Em “Lenço Branco”, Antonio Augusto Fagundes utiliza o lenço branco como símbolo central para destacar a identidade dos "Ximangos" durante a Revolução de 1923 no Rio Grande do Sul. O lenço, usado pelos partidários de Borges de Medeiros, representa orgulho regionalista e está associado à tradição política e cultural gaúcha. Mesmo sem citar diretamente o contexto histórico, a música exalta o lenço como "troféu mudo" e "bandeira de glória", reforçando sua importância como marca de bravura e pureza. Ao afirmar que o lenço é "puro neste Rio Grande" e "oposto do maragato", a letra faz referência à rivalidade entre grupos políticos do estado, usando o acessório como símbolo de identidade e resistência.

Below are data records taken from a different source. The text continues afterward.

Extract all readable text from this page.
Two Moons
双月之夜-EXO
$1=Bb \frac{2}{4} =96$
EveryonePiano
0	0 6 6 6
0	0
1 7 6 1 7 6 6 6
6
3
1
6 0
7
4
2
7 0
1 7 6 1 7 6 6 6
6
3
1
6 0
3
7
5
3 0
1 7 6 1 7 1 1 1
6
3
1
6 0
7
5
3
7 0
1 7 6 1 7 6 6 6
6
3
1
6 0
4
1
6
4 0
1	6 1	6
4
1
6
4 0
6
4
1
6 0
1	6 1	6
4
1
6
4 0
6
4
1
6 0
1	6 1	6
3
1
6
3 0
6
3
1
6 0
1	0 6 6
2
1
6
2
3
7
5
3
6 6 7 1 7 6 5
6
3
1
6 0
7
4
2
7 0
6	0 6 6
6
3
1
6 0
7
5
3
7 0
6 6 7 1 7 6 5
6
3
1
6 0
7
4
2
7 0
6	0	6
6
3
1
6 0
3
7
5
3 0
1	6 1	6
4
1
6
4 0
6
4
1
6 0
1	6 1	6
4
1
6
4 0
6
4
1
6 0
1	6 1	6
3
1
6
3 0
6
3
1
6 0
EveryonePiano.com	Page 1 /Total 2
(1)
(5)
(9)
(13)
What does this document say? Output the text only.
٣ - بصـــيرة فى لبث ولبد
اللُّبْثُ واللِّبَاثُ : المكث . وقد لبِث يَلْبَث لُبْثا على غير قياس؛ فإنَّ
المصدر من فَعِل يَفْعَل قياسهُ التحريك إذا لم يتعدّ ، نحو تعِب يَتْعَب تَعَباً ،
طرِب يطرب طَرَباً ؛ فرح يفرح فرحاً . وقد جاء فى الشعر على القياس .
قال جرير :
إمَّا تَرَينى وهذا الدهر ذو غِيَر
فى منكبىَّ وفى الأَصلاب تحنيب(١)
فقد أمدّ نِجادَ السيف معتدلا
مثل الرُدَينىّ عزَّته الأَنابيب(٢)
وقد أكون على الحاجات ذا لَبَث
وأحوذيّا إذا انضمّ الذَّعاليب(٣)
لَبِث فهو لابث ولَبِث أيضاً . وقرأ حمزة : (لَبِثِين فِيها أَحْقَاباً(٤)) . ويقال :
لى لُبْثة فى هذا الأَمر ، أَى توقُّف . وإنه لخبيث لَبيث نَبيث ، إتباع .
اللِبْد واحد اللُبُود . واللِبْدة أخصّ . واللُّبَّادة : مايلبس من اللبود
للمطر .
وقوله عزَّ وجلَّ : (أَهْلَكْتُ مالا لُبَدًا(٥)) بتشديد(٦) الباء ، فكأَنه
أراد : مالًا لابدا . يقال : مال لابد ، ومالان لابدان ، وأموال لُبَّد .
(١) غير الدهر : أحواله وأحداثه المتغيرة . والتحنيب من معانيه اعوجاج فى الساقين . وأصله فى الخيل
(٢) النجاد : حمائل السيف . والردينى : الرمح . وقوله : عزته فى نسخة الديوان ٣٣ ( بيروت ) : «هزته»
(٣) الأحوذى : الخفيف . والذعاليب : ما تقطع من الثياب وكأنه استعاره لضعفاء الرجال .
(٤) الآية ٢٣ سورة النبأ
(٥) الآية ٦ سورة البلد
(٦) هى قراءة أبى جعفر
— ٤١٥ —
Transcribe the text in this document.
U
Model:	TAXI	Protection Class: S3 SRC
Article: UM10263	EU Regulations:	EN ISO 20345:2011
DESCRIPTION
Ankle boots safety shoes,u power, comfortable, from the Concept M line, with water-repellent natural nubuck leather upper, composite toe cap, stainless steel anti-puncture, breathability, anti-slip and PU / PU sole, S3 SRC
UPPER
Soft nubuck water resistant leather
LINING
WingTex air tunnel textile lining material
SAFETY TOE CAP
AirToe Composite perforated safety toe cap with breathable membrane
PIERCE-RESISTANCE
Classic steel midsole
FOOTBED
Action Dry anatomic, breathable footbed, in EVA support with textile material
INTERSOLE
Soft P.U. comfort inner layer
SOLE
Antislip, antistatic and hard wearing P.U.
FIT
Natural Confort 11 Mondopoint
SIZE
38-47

A canção também valoriza a herança familiar e a continuidade cultural, mostrando que o orgulho do narrador vem do legado transmitido pelo avô. Elementos como "lágrimas de uma china", "lua que alumia" e "sanga cristalina" trazem imagens do cotidiano e da paisagem gaúcha, misturando sentimentos de saudade, bravura e esperança. Dessa forma, o lenço branco vai além de um simples adereço: ele se torna um emblema carregado de história, emoção e resistência, representando a memória dos antepassados e o ideal de um Rio Grande "imortal" e "bagual", ou seja, autêntico e indomável.
O significado desta letra foi gerado automaticamente.